Use the following steps to learn all you can to accomplish this task.
Step 1 – Reading
- Read Chapter 1 in “Pro Hadoop”
- Read Chapter 2 in “Pro Hadoop”
- Read Chapter 3 in “Hadoop for Dummies”
Step 2 Task 1 – Environment Creation in Skytap Using VirtualBox
- Install Oracle Virtual Box in the virtual environment. If needed, you can download Oracle Virtual Box from the following hyperlink (https://www.virtualbox.org/wiki/Downloads).
- Unzip the Cloudera CDH provided on the desktop. You can download the Cloudera CDH from (http://www.cloudera.com/downloads/quickstart_vms/5-8.html) if you do not have the needed files. Ensure you choose the correct version for your virtualization software (i.e, the Oracle Virtual Box format for use in Oracle Virtual Box products).
- Import the Cloudera CDH image (*.vmdk) by clicking on File -> Import Appliance. Browse to the location of the VMDK on the Desktop, and then click Open, and then click Next. Change the CPU count to use the maximum number available based on machine capacity. Change the RAM to a minimum of 1,024 * 8 = 8,192 MB RAM (more if available). Rename the Virtual Machine if so desired. Then click Import, and let the process complete.
- After completion of importing, select the VM and click Start. Let the virtual machine boot up.
- Once the virtual machine has completed boot up you will see the Cloudera desktop.
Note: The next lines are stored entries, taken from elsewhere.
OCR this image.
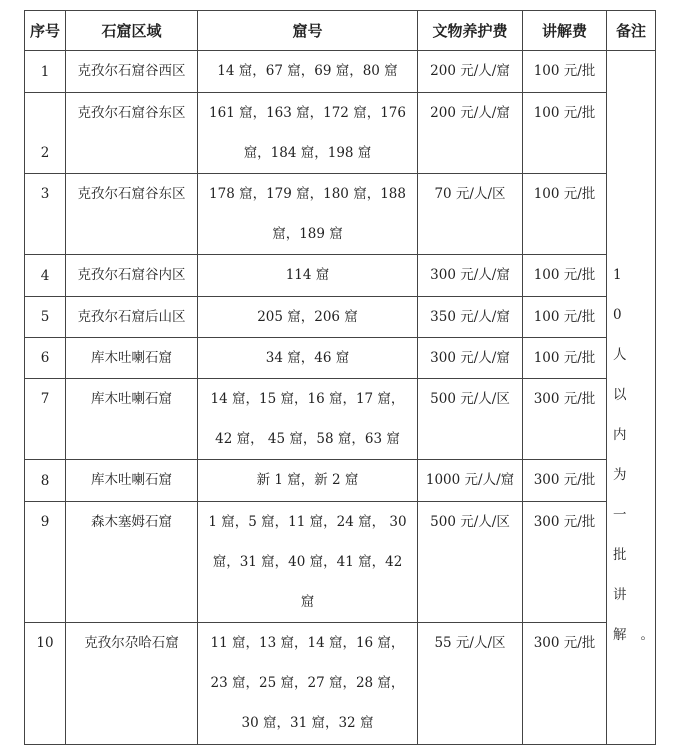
序号	石窟区域	窟号	文物养护费	讲解费	备注
1	克孜尔石窟谷西区	14 窟，67 窟，69 窟，80 窟	200 元/人/窟	100 元/批	10 人以内为一批讲解。

2	克孜尔石窟谷东区	161 窟，163 窟，172 窟，176 窟，184 窟，198 窟	200 元/人/窟	100 元/批	
3	克孜尔石窟谷东区	178 窟，179 窟，180 窟，188 窟，189 窟	70 元/人/区	100 元/批	
4	克孜尔石窟谷内区	114 窟	300 元/人/窟	100 元/批	
5	克孜尔石窟后山区	205 窟，206 窟	350 元/人/窟	100 元/批	
6	库木吐喇石窟	34 窟，46 窟	300 元/人/窟	100 元/批	
7	库木吐喇石窟	14 窟，15 窟，16 窟，17 窟，42 窟， 45 窟，58 窟，63 窟	500 元/人/区	300 元/批	
8	库木吐喇石窟	新 1 窟，新 2 窟	1000 元/人/窟	300 元/批	
9	森木塞姆石窟	1 窟，5 窟，11 窟，24 窟， 30 窟，31 窟，40 窟，41 窟，42 窟	500 元/人/区	300 元/批	
10	克孜尔尕哈石窟	11 窟，13 窟，14 窟，16 窟，23 窟，25 窟，27 窟，28 窟，30 窟，31 窟，32 窟	55 元/人/区	300 元/批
Open a terminal and type the following command:
$ sudo /home/cloudera/cloudera-manager –express
Let the process complete, to reveal a URL and accompanying username (cloudera) and password (cloudera).
- Right-click the URL that is identified in the terminal and click open. Enter the username and password to login to Cloudera manager and view the dashboard. The services will all display as stopped.
- Next to the label indicating the cluster name “Cloudera Quickstart”, click on the drop-down menu and select Start to start the entire cluster and associated services.
- Once you see the tasks have completed, close the progress window to see the dashboard which will indicate red, green, and yellow status. So long as these processes indicate a color the service is running and is fine.
Step 3 – Task 1 – Report
Write a report (4-6 pages) includes:
- Following APA standards cover page and table of content,
- Short research report on Big, Data, and Big Data Platforms,
- Setup and configure a single-node Hadoop cluster environment; include a document on your understanding of the process and purpose, along with supporting screen shots.
- Start the cluster and all associated services as needed to prepare the cluster for use in subsequent tasks, include a document on your understanding of the process and purpose, along with supporting screen shots.